February 3, 12
First Year Seminar/Delwiche
The 6th Sense of Comics
The first time I read issue five of the Watchmen comic, I really didn’t notice any particular type of pattern because I was much more focused on the plot. But upon reading it a few more times to try and grasp what’s really going on, it’s hard to miss the pattern displayed in this issue of Watchmen, which is literally presented in plain sight in its title. The first six pages of issue five and the last six pages of issue five have strikingly similar features. The first thing I noticed was the constant appearance of the reflecting puddle on the sidewalk that glowed with red emotion. Then I finally noticed the strange color pattern that resembled a tic-tac-toe board where every other panel had a specific color scheme to it. I think Moore and Gibbons portrayed it like this to show that there is a balance to life and even though there’s a lot of bad things discussed in the plot, there is also hope, and vice versa. For instance, Rorschach secretly investigating the strange activity surrounding the masked heroes and gets setup and framed by the person orchestrating these events. It connects to the idea of karma and irony because Rorschach is trying to do good work but he somehow ends up getting busted by the police. The color scheme could also point to the state of the city, which started and ended with the strong scheme of red and orange. This points to sign of chaos and unrest occurring in the city, particularly at the end when Rorschach is apprehended.

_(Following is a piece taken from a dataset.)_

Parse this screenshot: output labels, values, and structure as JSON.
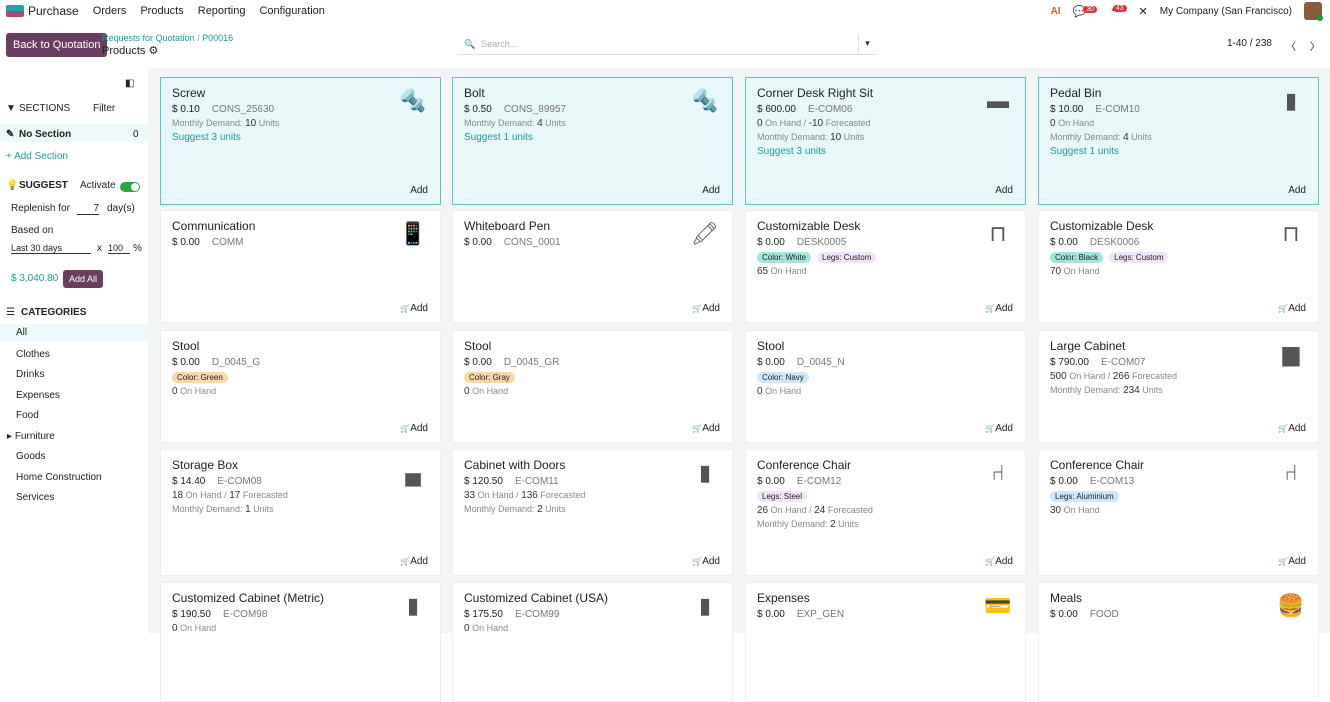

The symbolism of rain highlights the entire plot and meaning of the second issue of Watchmen. The cover of the issue is the face of a statue of a woman who is revealed to be a religious figure as the statue is located at the cemetery where Blake is being buried. There is tremendous detail used in the paintings as the rain drops hit the statues face. It also reappears in the final panel of the issue when Rorschach walks away from Blake’s grave as the rain keeps coming down. It symbolizes the saddened emotion that is being felt by the masked heroes at the loss of the comedian but more importantly because Rorschach could not attend the funeral. It relates quite literally to the title but being a wanted man, Rorschach had to be absent from the funeral. This is also highlighted by the phrase at the end of issue, which basically says Rorschach should be celebrating with old friends instead of grieving Blake.
Dr. Manhattan plays a critical role in exposing the various themes and concepts displayed in this comic series. The first theme that became apparent was the concept of irony in the third issue of Watchmen. Throughout the novel, Moore and Gibbons constantly expose the American people’s fear of Russia during a time of uncertainty. As this progresses, people begin taking measures to protect themselves, which is illustrated by the cover and first panel of the third issue. The illustration is of the radiation symbol that has “fallout shelter” printed on it. The illustration is continued upon by a random bystander talking about nuking Russia which goes to show how insecure Americans were during this time period. Moore and Gibbons introduce this character, Dr. Manhattan, who many Americans consider to be their hero and secret weapon against the Russians because he defies atomic theory and has incredible powers and abilities after his freak accident. However, we learn after an interview on national television that his exposure to the people he saw the most made them contract various types of cancer due to radiation. The irony in that is that while Americans were worried about being nuked by Russia, they were being killed by their own national superhero. Dr. Manhattan is then turned upon and the very being that was their savior is now exiled and outcast, which also connects to the last saying of the third issue because even though it’s implied he is the judge of the Earth, he doesn’t even live on Earth anymore.
There has always been a debate about whether we have pre-determined fates or if we create our own destiny. In the fourth issue of the Watchmen, it’s quite clear that our fates have already been decided, or so Dr. Manhattan would have us believe. The issue starts off with the cover of a old photo of Jon and Janey that is partially burnt as it lays in the pink sand of Mars. Then Dr. Manhattan holds up the same picture in the stars in the first panel of the issue. He goes on to recount his life and history but at the end of it all he brings up a curious thought. What if his dad hadn’t thrown out his cogs, or the fat man had stepped on Janey’s watch? He goes on to illustrate his point that even if those things hadn’t occurred, something else would have happened to get him to where he is now. Einstein’s quote at the end does a very good job of capping it off by saying that even though we have discovered the atom power, we fail to see its true capability because we were destined to be focused on its harmful nature.
Several universial and common themes appear throughout this novel; the display of emotions through artistic styles, irony in the plot, and fate vs. destiny. They all play a big role in the backstage of comic books. Hopefully it’s been made clear that although Moore and Gibbons wanted to create and illustrate a creative plot, they also wanted to deliver messages throughout the novel. Their use of coloring schemes in the fifth issue help us as readers realize that this helps us get a sense of the emotions being felt by the characters. It adds a sixth sense to the world of comics because now readers can actually feel and sympathize with what the characters are going through. It changes the way comics are written and how the authors have to think about their drawing styles. But at the end of the day, this is a very good thing for comics because it adds a new dimension of creativity to the comic world.